En fait, c’est précisément ce que les fondateurs de l’OMC avaient à l’esprit lorsqu’ils ont stipulé expressément dans l’Acte constitutif lui-même, à l’article IX, intitulé « Prise de décision », que « la Conférence ministérielle et le Conseil général ont compétence exclusive pour adopter des interprétations du présent accord et des accords commerciaux multilatéraux. En cas d’interprétation d’un accord commercial multilatéral, ils exercent leur autorité sur la base d’une recommandation du Conseil chargé de superviser le fonctionnement de cet accord. La décision d’adopter une interprétation est prise à la majorité des trois quarts des Membres. »
Perspectives
En octobre 2025, la Directrice générale de l’OMC, Ngozi Okonjo-Iweala, a salué la résilience du commerce mondial grâce au système multilatéral, à la croissance des biens liés à l’IA et au dynamisme des échanges Sud-Sud, tout en avertissant d’un ralentissement de la croissance commerciale en 2026. Elle a également exhorté les États-Unis et la Chine à apaiser les tensions commerciales, mettant en garde contre une baisse potentielle de 7 % de la production économique mondiale due à un découplage. Elle a rappelé leur succès antérieur, qui a permis d’éviter des conséquences plus graves suite à leur première escalade tarifaire cette année.
La Directrice générale de l’OMC, Ngozi Okonjo-Iweala, a également réitéré la nécessité d’une réforme fondamentale de l’organisation, tout en soulignant la valeur des outils existants, qu’il convient de préserver.

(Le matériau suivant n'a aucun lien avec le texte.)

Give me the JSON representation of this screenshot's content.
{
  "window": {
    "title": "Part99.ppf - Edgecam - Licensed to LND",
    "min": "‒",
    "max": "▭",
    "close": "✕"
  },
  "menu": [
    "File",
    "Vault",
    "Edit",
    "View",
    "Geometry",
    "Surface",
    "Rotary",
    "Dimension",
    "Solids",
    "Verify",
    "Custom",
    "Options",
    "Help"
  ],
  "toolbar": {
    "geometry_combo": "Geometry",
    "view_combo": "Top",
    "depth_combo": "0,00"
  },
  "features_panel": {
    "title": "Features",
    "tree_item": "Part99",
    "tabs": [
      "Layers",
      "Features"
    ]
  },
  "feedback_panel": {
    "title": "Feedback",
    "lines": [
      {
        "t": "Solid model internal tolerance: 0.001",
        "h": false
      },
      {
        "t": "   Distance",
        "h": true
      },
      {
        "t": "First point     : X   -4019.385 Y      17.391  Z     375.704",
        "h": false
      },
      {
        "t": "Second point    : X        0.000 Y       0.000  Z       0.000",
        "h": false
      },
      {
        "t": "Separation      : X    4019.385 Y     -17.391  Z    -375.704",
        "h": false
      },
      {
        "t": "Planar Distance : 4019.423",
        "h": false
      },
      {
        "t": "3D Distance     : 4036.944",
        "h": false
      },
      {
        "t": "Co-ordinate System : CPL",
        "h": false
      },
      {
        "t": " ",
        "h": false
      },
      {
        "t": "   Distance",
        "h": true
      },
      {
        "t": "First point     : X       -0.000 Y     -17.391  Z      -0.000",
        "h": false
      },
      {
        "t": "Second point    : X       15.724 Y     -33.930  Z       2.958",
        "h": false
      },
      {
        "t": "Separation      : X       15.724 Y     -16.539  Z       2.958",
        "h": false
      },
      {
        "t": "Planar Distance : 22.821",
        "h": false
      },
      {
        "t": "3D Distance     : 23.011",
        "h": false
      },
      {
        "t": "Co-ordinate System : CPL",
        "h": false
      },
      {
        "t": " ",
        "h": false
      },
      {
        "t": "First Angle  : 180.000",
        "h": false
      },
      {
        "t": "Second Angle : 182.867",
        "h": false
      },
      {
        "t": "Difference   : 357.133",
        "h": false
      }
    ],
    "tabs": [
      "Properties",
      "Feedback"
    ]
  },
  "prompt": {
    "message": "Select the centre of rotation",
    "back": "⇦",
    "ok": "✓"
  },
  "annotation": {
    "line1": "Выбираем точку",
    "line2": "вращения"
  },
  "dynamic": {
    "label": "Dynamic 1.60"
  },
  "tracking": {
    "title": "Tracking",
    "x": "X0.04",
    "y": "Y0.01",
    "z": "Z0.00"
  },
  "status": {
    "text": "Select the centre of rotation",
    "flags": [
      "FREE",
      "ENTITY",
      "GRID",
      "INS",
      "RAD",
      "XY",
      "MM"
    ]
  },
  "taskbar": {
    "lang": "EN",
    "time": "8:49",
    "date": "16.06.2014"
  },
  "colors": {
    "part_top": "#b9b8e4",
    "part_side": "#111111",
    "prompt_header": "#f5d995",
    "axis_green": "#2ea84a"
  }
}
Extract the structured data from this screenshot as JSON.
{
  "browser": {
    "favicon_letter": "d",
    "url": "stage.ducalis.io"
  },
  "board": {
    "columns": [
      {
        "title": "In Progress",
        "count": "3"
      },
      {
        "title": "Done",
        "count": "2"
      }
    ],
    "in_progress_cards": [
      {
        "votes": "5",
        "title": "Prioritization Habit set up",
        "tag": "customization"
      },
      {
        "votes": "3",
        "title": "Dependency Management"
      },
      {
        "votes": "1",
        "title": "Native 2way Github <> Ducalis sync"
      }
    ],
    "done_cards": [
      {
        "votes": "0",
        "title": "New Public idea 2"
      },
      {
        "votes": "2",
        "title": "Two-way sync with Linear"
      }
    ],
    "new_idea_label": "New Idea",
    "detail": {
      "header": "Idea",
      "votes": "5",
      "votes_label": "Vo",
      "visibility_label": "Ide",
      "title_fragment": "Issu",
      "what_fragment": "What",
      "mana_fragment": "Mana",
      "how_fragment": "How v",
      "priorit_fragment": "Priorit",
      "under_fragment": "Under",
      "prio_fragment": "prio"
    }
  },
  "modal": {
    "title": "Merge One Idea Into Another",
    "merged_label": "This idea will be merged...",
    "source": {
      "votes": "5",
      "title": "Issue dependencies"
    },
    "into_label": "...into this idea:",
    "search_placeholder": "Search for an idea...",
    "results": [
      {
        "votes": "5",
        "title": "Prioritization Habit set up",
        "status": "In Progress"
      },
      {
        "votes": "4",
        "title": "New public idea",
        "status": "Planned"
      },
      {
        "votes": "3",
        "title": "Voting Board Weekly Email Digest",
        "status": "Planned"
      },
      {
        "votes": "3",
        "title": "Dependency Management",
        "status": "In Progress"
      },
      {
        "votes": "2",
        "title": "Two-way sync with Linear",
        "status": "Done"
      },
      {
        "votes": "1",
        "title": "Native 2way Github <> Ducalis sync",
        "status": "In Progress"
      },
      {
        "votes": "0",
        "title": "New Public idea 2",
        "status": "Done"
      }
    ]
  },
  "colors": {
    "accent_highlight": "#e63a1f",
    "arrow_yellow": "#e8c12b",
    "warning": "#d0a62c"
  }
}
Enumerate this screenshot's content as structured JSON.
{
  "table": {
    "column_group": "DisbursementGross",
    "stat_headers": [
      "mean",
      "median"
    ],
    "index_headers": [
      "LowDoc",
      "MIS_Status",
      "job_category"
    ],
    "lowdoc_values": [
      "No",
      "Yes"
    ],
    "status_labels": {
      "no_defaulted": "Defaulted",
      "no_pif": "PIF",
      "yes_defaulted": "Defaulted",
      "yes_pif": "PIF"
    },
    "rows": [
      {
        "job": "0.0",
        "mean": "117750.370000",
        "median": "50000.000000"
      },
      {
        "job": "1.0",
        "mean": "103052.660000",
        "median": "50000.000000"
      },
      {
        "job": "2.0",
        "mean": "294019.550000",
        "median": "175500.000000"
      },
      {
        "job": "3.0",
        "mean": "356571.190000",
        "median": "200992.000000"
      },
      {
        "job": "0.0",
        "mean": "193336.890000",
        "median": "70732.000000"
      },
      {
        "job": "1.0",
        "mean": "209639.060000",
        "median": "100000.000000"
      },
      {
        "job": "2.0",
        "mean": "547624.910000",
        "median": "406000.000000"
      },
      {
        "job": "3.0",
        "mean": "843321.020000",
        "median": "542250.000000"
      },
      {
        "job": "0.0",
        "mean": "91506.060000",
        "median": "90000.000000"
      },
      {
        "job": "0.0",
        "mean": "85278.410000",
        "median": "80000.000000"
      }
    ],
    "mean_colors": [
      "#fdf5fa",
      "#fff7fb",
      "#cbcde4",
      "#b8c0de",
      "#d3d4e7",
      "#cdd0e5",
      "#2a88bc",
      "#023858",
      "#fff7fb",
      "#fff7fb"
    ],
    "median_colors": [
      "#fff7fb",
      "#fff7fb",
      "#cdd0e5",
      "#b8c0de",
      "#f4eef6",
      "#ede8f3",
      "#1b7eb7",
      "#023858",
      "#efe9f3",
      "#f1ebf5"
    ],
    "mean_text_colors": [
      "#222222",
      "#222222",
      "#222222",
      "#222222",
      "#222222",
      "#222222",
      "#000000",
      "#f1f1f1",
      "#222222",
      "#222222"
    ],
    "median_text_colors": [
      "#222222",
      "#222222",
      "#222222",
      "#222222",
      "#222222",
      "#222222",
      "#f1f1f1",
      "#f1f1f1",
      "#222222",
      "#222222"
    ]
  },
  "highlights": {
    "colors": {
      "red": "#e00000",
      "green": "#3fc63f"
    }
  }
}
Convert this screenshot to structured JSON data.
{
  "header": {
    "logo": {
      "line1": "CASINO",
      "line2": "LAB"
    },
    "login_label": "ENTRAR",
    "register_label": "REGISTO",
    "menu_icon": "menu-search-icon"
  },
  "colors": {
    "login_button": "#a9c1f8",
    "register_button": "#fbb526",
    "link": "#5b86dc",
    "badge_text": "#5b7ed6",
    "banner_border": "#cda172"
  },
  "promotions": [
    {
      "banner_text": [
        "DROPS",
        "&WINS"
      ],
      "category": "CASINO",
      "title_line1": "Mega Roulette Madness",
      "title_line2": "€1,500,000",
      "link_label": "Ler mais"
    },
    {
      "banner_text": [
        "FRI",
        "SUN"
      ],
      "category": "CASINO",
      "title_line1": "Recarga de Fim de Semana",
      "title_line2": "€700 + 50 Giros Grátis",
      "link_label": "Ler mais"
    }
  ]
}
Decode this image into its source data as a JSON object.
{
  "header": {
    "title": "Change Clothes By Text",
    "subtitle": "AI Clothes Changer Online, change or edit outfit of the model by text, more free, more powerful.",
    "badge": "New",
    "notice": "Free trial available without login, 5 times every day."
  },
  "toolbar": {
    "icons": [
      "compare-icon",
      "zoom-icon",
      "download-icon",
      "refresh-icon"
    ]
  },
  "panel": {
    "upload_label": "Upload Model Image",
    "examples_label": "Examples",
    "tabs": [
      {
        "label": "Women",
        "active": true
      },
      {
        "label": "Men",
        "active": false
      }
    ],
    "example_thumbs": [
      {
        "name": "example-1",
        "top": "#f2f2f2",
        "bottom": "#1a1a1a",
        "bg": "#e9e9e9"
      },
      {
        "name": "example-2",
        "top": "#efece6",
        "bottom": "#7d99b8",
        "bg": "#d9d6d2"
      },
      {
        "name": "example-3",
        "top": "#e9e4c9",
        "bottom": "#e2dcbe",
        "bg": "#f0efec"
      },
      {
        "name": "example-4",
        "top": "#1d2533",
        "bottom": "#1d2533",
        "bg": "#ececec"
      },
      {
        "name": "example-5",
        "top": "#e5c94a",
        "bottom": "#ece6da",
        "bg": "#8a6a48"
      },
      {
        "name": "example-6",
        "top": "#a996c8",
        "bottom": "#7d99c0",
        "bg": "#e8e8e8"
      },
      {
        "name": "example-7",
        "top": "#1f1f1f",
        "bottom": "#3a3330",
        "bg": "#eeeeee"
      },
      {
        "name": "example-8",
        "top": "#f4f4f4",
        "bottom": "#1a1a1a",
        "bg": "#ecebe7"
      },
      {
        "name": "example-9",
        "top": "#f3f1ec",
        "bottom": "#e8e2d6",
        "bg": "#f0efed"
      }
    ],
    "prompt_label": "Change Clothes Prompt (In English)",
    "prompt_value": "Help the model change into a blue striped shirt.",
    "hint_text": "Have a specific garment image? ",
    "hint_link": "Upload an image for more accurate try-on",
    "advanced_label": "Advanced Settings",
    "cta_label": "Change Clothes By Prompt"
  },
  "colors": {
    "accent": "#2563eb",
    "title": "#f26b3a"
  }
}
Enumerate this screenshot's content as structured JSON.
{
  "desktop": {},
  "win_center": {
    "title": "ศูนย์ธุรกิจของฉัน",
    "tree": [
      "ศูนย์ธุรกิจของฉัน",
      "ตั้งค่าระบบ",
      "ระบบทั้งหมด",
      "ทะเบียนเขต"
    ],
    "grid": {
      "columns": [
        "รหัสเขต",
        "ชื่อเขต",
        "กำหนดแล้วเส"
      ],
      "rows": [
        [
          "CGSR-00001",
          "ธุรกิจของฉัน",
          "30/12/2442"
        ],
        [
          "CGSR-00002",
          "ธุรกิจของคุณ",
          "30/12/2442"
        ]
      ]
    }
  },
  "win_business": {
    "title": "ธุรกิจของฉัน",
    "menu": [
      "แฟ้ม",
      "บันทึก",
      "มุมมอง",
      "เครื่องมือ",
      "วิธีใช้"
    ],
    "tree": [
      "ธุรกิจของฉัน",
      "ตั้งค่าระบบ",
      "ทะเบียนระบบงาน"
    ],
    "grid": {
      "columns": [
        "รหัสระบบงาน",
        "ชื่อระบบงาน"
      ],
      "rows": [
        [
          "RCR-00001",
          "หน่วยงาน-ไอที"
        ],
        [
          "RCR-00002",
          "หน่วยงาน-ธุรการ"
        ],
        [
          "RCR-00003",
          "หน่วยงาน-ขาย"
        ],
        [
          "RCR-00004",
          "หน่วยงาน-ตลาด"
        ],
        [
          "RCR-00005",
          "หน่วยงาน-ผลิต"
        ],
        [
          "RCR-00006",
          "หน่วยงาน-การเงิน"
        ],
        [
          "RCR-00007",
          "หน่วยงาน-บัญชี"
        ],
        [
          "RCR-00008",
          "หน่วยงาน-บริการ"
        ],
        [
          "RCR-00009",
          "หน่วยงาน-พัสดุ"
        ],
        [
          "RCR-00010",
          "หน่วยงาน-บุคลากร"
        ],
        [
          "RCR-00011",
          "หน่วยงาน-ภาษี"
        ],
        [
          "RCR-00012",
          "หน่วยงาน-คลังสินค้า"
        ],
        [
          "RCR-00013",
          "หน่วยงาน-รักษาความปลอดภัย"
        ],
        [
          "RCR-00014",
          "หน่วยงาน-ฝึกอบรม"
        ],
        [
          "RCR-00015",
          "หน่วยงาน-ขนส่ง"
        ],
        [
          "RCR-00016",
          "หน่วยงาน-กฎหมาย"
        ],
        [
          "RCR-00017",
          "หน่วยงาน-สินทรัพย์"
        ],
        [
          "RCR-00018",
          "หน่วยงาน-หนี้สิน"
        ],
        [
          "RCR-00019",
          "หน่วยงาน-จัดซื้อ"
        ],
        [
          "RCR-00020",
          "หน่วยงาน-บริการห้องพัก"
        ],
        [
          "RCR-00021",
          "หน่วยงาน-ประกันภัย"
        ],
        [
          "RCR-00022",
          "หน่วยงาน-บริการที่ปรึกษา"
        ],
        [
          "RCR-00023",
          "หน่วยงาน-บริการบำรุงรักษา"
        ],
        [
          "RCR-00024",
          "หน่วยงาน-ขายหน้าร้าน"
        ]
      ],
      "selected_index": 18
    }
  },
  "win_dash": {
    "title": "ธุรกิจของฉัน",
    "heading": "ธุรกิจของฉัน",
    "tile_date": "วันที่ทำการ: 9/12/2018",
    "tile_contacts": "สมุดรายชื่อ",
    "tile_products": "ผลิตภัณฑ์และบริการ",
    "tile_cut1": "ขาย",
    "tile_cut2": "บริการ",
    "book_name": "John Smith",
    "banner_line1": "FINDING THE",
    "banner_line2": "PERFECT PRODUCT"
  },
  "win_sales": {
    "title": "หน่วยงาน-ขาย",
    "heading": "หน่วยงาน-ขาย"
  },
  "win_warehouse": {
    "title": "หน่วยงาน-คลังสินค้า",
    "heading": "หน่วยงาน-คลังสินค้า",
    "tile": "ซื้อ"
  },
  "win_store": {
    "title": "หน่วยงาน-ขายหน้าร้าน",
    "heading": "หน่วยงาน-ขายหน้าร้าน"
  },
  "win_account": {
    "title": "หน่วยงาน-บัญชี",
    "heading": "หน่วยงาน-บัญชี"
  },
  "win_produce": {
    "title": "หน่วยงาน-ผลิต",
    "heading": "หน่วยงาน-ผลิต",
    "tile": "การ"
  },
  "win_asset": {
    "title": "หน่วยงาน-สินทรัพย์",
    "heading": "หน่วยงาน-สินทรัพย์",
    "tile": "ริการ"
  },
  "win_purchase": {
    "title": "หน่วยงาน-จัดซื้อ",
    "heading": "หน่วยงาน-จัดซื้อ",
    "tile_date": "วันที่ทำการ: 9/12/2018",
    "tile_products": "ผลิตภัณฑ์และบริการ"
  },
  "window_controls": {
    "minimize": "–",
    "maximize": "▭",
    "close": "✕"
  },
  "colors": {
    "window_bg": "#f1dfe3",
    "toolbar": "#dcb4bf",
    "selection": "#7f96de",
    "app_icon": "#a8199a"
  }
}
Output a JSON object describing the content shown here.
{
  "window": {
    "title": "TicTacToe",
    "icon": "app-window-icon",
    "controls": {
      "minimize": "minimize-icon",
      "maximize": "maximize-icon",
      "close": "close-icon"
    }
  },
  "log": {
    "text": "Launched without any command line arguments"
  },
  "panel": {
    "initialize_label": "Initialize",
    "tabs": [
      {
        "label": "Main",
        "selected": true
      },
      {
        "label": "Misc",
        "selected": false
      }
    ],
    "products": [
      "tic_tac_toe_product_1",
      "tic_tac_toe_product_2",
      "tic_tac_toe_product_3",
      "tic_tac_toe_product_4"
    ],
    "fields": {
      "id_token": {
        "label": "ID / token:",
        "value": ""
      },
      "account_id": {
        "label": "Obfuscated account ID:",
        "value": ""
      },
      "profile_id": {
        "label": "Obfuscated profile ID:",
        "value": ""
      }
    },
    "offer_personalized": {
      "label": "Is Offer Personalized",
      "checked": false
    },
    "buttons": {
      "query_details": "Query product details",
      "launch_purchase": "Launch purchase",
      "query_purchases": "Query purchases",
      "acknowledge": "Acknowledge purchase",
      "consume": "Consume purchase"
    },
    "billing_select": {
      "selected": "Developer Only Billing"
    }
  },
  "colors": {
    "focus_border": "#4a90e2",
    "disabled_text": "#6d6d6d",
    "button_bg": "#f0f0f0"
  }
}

Indépendamment des événements futurs en 2025, un important travail préparatoire sera nécessaire, notamment des consultations et des négociations avec la participation des 166 membres de l’OMC en vue de la 14e Conférence ministérielle, qui se tiendra à Yaoundé, au Cameroun, du 26 au 29 mars 2026. Il s’agira de l’instance décisionnelle suprême de l’OMC, réunissant les ministres du Commerce et d’autres hauts fonctionnaires des pays membres. Il s’agira en pratique d’un événement diplomatique multilatéral prestigieux axé sur des questions clés, notamment le commerce électronique, l’assistance technique et les règles du commerce électronique.
Si des résultats positifs sont attendus de cette Conférence, cela dépendra entièrement de la volonté politique des 166 États membres de l’OMC,agissant de bonne foi, véritables détenteurs du pouvoir décisionnel de cette institution multilatérale.